Hoy, el de agricultor es un oficio que se hereda. En el más estricto de los sentidos. «Poner en marcha una explotación desde cero sería en estos tiempos prácticamente imposible», evidencia Javier. Su padre le traspasó la explotación, que ronda las 100 hectáreas. Sí, es un tipo con tierras. Con muchas tierras. Pero no, no es un hacendado ricachón. «Hace 30 años, una familia entera podía vivir bien, sin demasiadas holguras pero bien, de una explotación de 25 o 30 hectáreas, ahora para ir tirando necesitas cien», ilustra el labrador.
Javier vive con su familia en Arangiz, donde se hizo cargo de la explotación que le legó su padre, con más de 100 hectáreas.
Igor Aizpuru
De fondo, el gran mal, ya crónico, que padece el sector: la baja rentabilidad, progresiva, de los cultivos tradicionales. Un dato. Según las últimas cifras publicadas por el departamento de Desarrollo Económico, Sostenibilidad y Medio Ambiente del Gobierno vasco, un agricultor alavés percibe, de media, 18 céntimos por cada kilo de cebada que recolecta. Hace una década, eran 26. Y, mientras, los precios del gasóleo, de los fitosanitarios y de los abonos no han parado de subir.
Así, desde luego, no salen las cuentas. Y, así, la profesión resulta cada vez menos seductora para los jóvenes: he aquí el otro gran escollo que sufre el agro alavés. El 56% de los afiliados a la Unión Agroganadera de Álava (UAGA) tiene más de 55 años. El relevo generacional no está ni mucho menos garantizado. «Son dos problemas que están unidos, si no hay rendimientos económicos, si cada vez hay más trabas burocráticas, ¿quién se va a querer dedicar a esto?», se pregunta Javier Torre, presidente de la UAGA. «El problema es que la gente quiere estar en el campo, pero no a cualquier precio», remacha.
LA RADIOGRAFÍA
83.093
hectáreas ocupa el campo alavés. Es la superficie cultivada del total de las 303.613
Trigo
Es el cultivo mayoritario, con 22.889 hectáreas, por delante de la uva (13.324 hectáreas). Sin embargo, su rendimiento es muy inferior al de la vid. Se obtienen 5.500 kilos de grano por hectárea cultivada en contraste de los 7.074 kilos por hectárea que da el viñedo alavés.
85
hectáreas es el tamaño medio de las 1.000 explotaciones agrarias profesionalizadas que tejen el sector primario alavés.
Envejecido
El 56% de los afiliados a la UAGA tiene más de 55 años. La falta de relevo generacional preocupa al sector y a las instituciones.
1,8%
sobre el PIB alavés aporta el sector primario.
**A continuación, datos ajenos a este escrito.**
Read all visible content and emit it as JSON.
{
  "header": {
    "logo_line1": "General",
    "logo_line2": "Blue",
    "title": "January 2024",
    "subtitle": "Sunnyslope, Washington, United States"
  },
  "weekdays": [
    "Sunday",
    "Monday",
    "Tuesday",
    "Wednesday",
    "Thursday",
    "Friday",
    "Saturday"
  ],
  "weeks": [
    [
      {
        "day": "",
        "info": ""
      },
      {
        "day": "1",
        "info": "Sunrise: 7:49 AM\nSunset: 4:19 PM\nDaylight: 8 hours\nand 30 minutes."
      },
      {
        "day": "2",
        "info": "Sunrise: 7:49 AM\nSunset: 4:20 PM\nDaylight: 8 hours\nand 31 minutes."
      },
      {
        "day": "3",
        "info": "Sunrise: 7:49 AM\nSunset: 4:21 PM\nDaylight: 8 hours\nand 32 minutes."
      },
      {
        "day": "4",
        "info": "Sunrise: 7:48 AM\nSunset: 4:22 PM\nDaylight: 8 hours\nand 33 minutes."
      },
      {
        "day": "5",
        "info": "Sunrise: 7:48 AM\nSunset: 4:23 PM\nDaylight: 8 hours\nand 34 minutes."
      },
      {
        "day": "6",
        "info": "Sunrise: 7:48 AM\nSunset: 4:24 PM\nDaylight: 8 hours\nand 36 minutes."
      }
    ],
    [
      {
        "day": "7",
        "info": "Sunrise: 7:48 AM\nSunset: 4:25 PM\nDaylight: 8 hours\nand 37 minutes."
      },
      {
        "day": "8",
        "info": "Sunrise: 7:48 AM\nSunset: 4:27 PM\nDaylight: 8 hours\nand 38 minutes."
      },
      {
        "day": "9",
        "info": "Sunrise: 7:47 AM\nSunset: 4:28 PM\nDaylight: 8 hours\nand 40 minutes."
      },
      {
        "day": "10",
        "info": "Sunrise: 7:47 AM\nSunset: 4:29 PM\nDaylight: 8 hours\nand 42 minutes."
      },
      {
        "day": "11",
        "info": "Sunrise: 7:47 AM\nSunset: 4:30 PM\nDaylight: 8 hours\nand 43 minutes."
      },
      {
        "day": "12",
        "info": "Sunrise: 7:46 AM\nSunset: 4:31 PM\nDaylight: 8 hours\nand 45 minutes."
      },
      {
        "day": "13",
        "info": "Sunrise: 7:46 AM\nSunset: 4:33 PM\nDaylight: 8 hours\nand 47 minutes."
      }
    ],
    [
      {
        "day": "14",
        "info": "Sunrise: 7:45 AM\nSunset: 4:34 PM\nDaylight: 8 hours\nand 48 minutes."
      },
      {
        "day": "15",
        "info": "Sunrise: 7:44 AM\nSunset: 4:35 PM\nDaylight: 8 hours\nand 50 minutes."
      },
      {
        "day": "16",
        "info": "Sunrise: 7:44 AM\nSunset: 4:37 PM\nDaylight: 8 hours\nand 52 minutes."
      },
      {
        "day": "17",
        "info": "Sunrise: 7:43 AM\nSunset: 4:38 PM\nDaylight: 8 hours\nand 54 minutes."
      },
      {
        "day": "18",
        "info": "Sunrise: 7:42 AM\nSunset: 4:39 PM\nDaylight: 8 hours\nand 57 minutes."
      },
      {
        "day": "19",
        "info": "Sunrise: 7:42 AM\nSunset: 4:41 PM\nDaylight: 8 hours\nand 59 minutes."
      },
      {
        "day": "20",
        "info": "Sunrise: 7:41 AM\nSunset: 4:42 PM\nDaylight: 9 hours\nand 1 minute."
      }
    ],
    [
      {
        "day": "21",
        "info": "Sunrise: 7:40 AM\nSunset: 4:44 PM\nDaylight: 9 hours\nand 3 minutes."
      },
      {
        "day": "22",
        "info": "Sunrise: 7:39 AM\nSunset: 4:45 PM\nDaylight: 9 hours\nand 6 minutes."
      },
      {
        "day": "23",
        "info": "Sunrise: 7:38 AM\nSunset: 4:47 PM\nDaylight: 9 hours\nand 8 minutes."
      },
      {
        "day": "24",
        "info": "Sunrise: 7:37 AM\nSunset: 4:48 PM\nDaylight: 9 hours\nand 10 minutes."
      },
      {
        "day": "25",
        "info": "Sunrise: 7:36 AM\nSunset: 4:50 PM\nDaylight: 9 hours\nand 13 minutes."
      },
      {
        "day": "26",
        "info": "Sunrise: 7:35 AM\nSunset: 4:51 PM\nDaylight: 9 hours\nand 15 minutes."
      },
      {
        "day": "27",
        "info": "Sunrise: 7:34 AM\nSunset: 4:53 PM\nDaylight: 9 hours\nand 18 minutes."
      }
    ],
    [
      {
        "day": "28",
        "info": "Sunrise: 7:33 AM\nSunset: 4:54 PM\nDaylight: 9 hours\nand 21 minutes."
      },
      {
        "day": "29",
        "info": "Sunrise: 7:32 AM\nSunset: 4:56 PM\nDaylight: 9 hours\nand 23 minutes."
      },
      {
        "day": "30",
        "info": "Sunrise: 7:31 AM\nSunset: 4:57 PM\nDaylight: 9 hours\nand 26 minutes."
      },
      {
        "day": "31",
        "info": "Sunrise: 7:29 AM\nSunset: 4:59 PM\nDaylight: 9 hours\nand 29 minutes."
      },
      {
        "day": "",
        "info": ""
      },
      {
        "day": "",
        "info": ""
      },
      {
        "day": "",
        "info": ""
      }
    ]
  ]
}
Es el porcentaje más alto de todo el País Vasco.
«El trabajo de un agricultor hoy no tiene nada que ver al de hace 30 años, si no, no quedaría nadie trabajando en el campo», reconoce Javier. Claro que no. Ya nadie se deja los riñones escardando, ya no hay que aventar. Con todo, el oficio sigue requiriendo de un trabajo arduo, muy arduo y de muchas, muchísimas, noches de desvelos. Quizás no se sude tanto dalla en ristre. Ahora les cae la gota gorda frente a las facturas y las liquidaciones trimestrales. Hay que arar a mano toda esa documentación de las ayudas de la PAC, de cuyos vaivenes los agricultores viven tan o más pendiente que de los caprichos del tiempo. Y, aún, así, Javier y los otros 3.000 agricultores alaveses, en sus campos, hinchando sus pulmones de aire puro, no se les ocurre otro sitio mejor donde currar.
- Javier, si te ofrecieran un trabajo, en la Mercedes, en la Michelin, ¿lo cambiarías por esto?
- Ni de broma.
El agricultor: Javier Ortiz de Orruño
Patatero (y a mucha honra), pero también labriego del cereal y la remolacha, Javier, de Arangiz, 48 años, casado y con dos hijos, tiene una explotación de 100 hectáreas. Lleva desde los 25 trabajando en el campo. Tiene el oficio más hermoso del mundo.